Thanks to all you teachers who have replied to my posting. I’m getting to the point where I am that busy with my post diagnosis life that I am rather wondering how I ever fitted in the time for going to work! Hope that reassures all that I am managing not being at school ok. However, I just remember very vividly the time before christmas during that first chemo cycle when 2 days in work, at christmas, would have made all the difference and how clumsy the letter was that I received from school. Think it was a standard letter supplied by County. Also am sure that it is the insurance system nationally that provides no incentive for schools to have sick teachers into work on odd days they are well. Just such a waste of talent that some light duties are not allowed as and when the teacher feels up to it. I could get so much done on department policies or our virtual learning environment or… actually what am I saying…! I’m just going to be sick quietly, and get on with the rest of my life! I see many of my students in the town, in the supermarket or similar, often as I’m out for the night, going for a drink or similar in my well weeks. As its a High School I teach at, in a very rural setting, I keep in touch with some students through bumping into them in this way. Some are children of my friends and so on. Sixth formers often in my local and year 9s in Sainsburys! They’ve been lovely.
Lily, I was diagnosed mid Nov. Having 3 FEC then 3 Taxotere before surgery and then rad. Hopefully may be able to have just a lumpectomy, but open to a mastectomy if thought better nearer the time. More worried about the extent of the lymph node removal as radiologist found only one node to examine and thought that looked suspicious. Biopsies came back neg but the onc thinks its likely to be a false neg. He would prefer full clearance, but I am concerned about risk of lymphoedema. I need full use of my arms as I have crazy lifestyle, being young and single and no children of my own. I have put a wadfull of cash to one side for the summer when I get the all clear (positive thinking or what!) to do 2 things. 1. big party with money behind bar to say thanks to all my friends and 2. pilots licence in 3 weeks, going out for hours everyday. We’ll see.
Lily, you mentioned about money. I’m almost certainly going to get into half pay situation around May, but Macmillan benefits advisor coming to help fill in DLA forms on friday and I am led to believe that this is not means tested and should bring my net pay up to about the same as on full time full pay. Here’s hoping as I don’t want to eat into my party cash (just joking)!
Ladies, what we all seem to have in common is the passion and desire to be in touch with work, supported by our colleagues, learning of the progress of our youngsters, and eased back in at a slower pace than many of us have managed. I will take heed of this and when the time comes will not rush back, perhaps just bear the summer holiday timing in mind too. Perhaps a few weeks before the holidays to ease me in, then the summer hols and then the autumn term start afresh.

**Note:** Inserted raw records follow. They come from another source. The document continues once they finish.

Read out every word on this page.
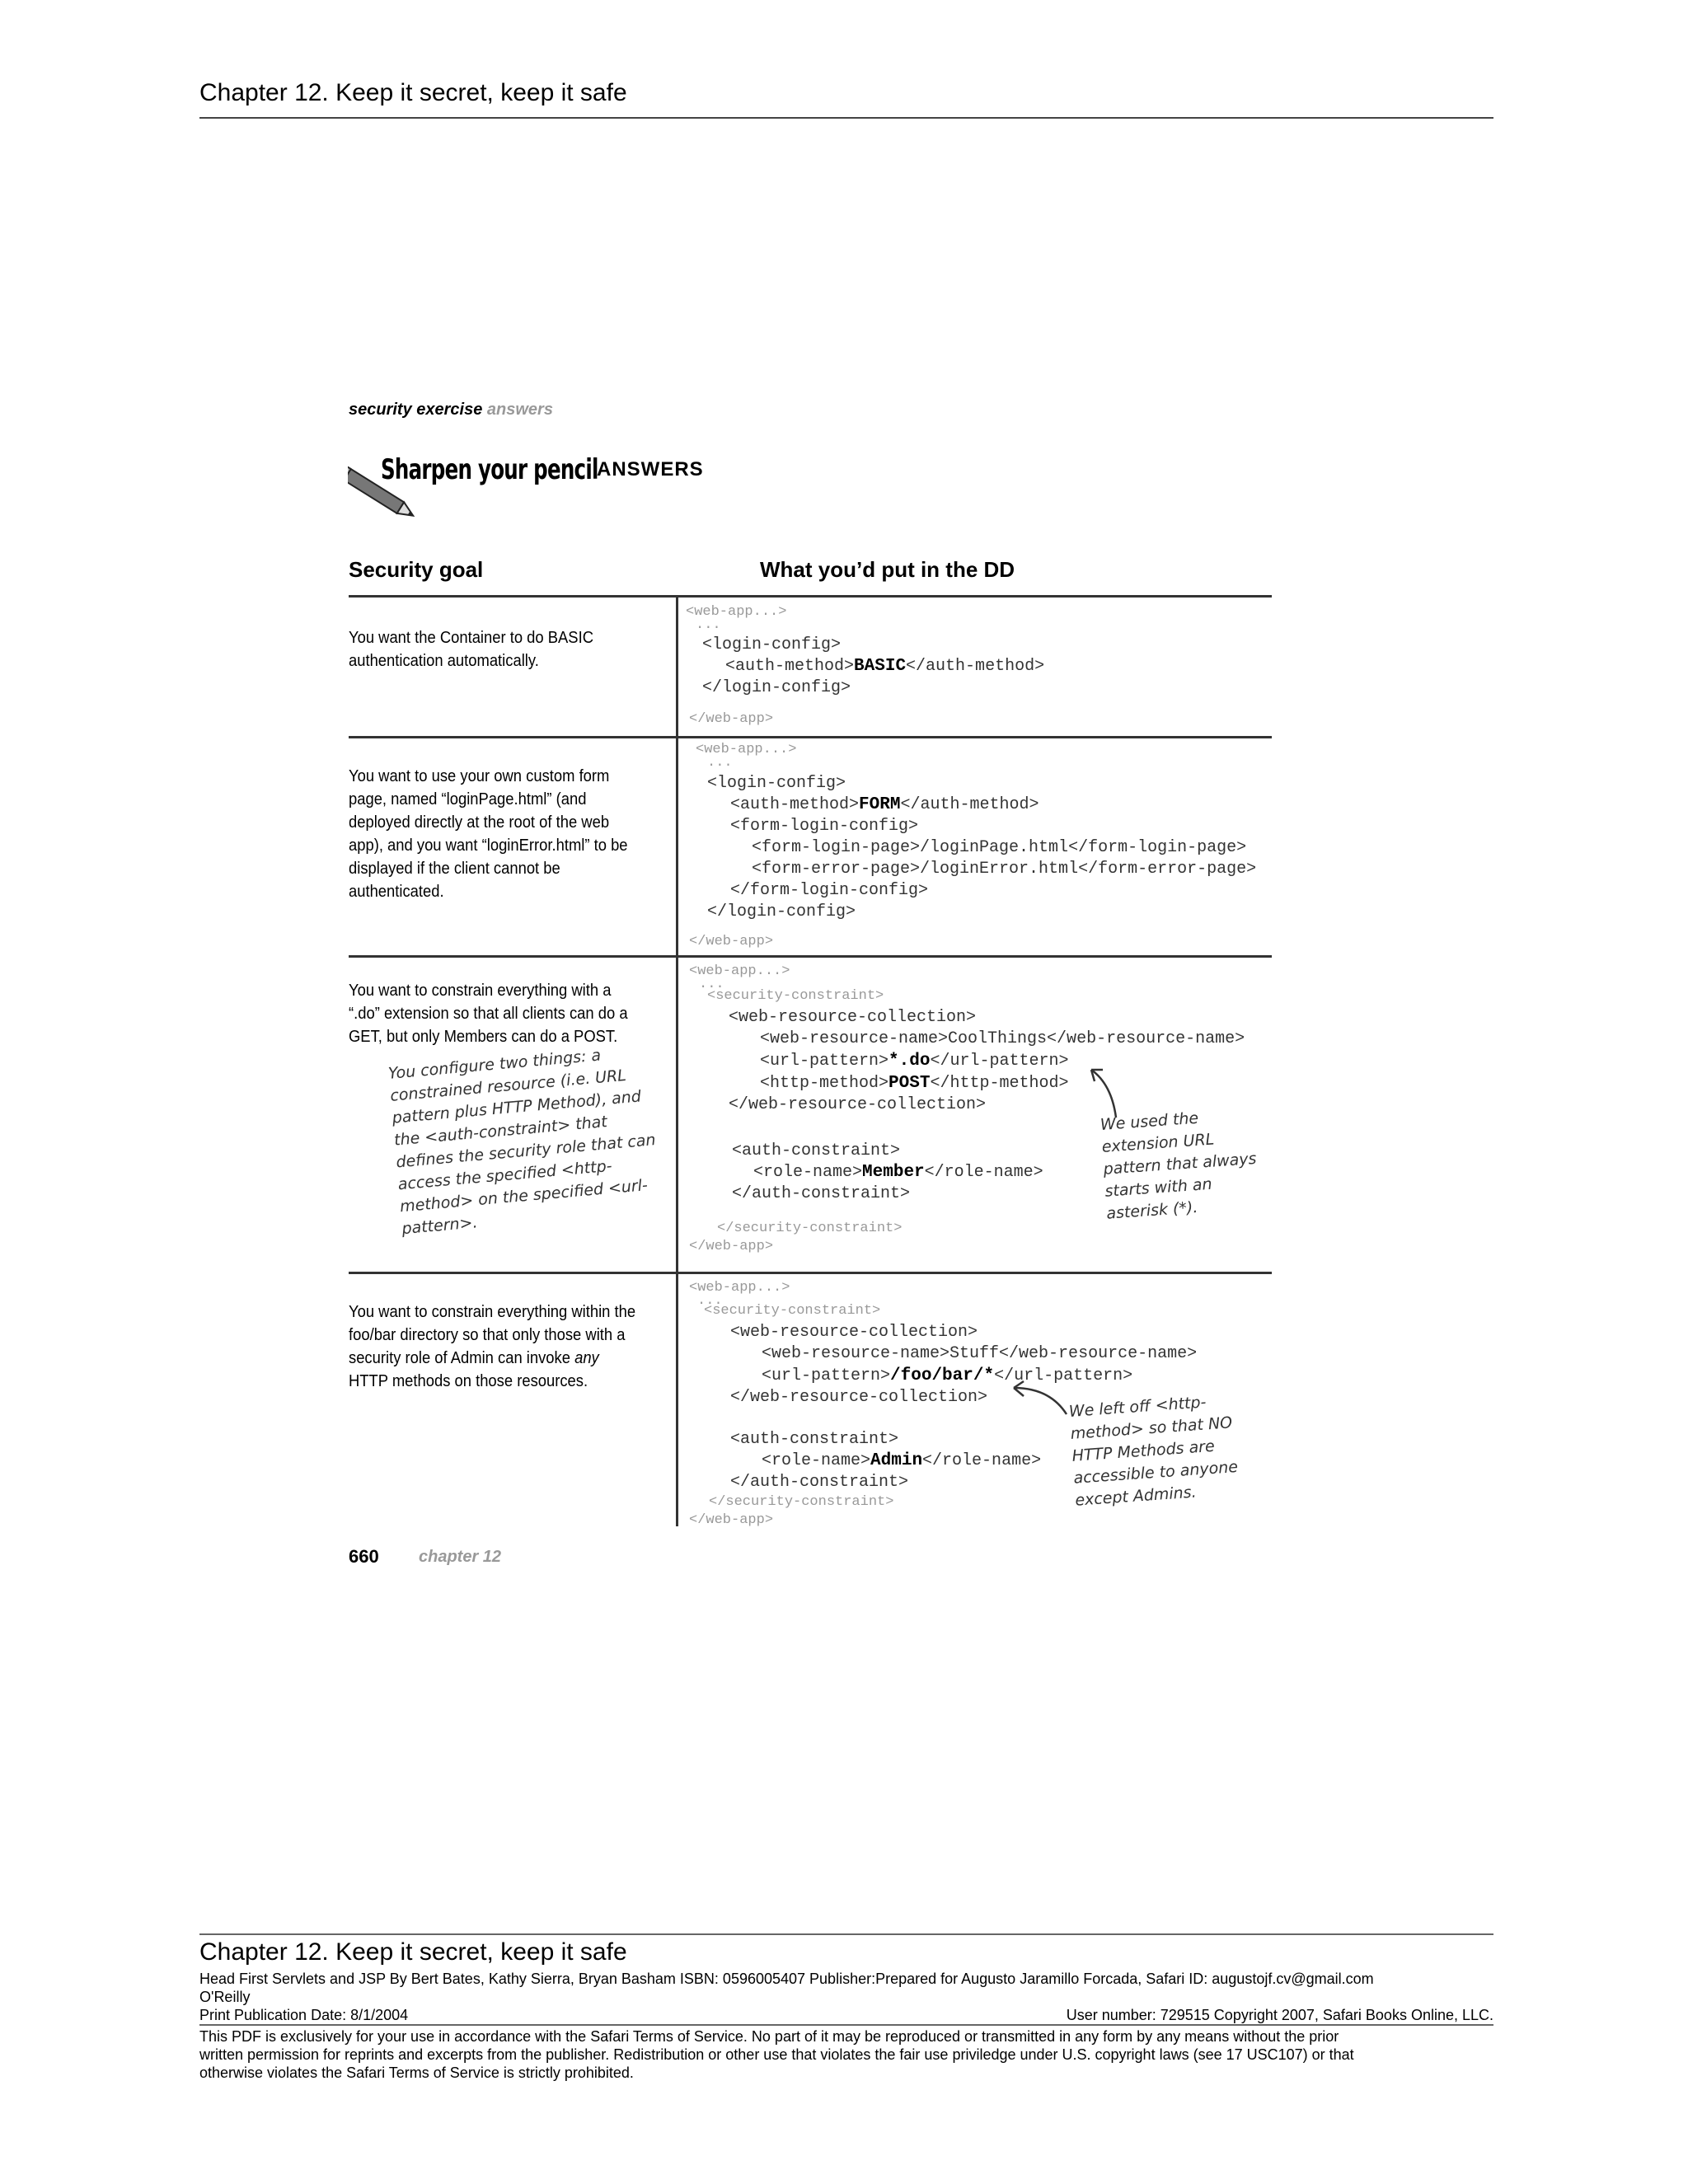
Chapter 12. Keep it secret, keep it safe
security exercise answers
Sharpen your pencil
ANSWERS
Security goal	What you’d put in the DD
You want the Container to do BASIC authentication automatically.
<web-app...>
...
<login-config>
<auth-method>BASIC</auth-method>
</login-config>
</web-app>
You want to use your own custom form page, named “loginPage.html” (and deployed directly at the root of the web app), and you want “loginError.html” to be displayed if the client cannot be authenticated.
<web-app...>
...
<login-config>
<auth-method>FORM</auth-method>
<form-login-config>
<form-login-page>/loginPage.html</form-login-page>
<form-error-page>/loginError.html</form-error-page>
</form-login-config>
</login-config>
</web-app>
You want to constrain everything with a “.do” extension so that all clients can do a GET, but only Members can do a POST.
You configure two things: a constrained resource (i.e. URL pattern plus HTTP Method), and the <auth-constraint> that defines the security role that can access the specified <http-method> on the specified <url-pattern>.
<web-app...>
...
<security-constraint>
<web-resource-collection>
<web-resource-name>CoolThings</web-resource-name>
<url-pattern>*.do</url-pattern>
<http-method>POST</http-method>
</web-resource-collection>
<auth-constraint>
<role-name>Member</role-name>
</auth-constraint>
</security-constraint>
</web-app>
We used the extension URL pattern that always starts with an asterisk (*).
You want to constrain everything within the foo/bar directory so that only those with a security role of Admin can invoke any HTTP methods on those resources.
<web-app...>
...
<security-constraint>
<web-resource-collection>
<web-resource-name>Stuff</web-resource-name>
<url-pattern>/foo/bar/*</url-pattern>
</web-resource-collection>
<auth-constraint>
<role-name>Admin</role-name>
</auth-constraint>
</security-constraint>
</web-app>
We left off <http-method> so that NO HTTP Methods are accessible to anyone except Admins.
660 chapter 12
Chapter 12. Keep it secret, keep it safe
Head First Servlets and JSP By Bert Bates, Kathy Sierra, Bryan Basham ISBN: 0596005407 Publisher:Prepared for Augusto Jaramillo Forcada, Safari ID: augustojf.cv@gmail.com
O'Reilly
Print Publication Date: 8/1/2004	User number: 729515 Copyright 2007, Safari Books Online, LLC.
This PDF is exclusively for your use in accordance with the Safari Terms of Service. No part of it may be reproduced or transmitted in any form by any means without the prior
written permission for reprints and excerpts from the publisher. Redistribution or other use that violates the fair use priviledge under U.S. copyright laws (see 17 USC107) or that
otherwise violates the Safari Terms of Service is strictly prohibited.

Does it seem to others that in teaching, you have to be off sick or fully fit and functioning, and absolutely nothing else in between? There is simply no provision for being nearly well. Nationally, I would like to see us extend the workload agreement as follows. When a classroom teacher has been off sick to the extent of requiring a sicknote (namely 7 days+) there should be a halfday PPA before any classroom contact to enable the safe and effective handover and preparation for teaching. It is such a brick wall to face return to teaching at 8.45am when you have been genuinely sick the day before. When are we supposed to prepare for the 9am lesson, or those immediately following all day?!
I really don’t seem to have accepted that I am off sick do I?!! Please laugh at me, alongside me, as I am laughing. Its also nearly 2am and I am still on here…! Good night folks and thanks for reading and replying. Its good to have friends here, even if colleagues are not allowed to be in contact for some teachers (crazy world).
Kinden, I suffered tinnitus markedly with my first chemo cycle, but this has settled down for me now. However, I can’t imagine being told it might be permanent or worse. The only solice I can offer if that you have a 5 year old to hug, and after this, I will just never get the chance. Still hoping adoption may be possible, but as a single just over 40, would this be fair on any child? You won’t want my pity so instead have my love and caring. Sweet dreams people.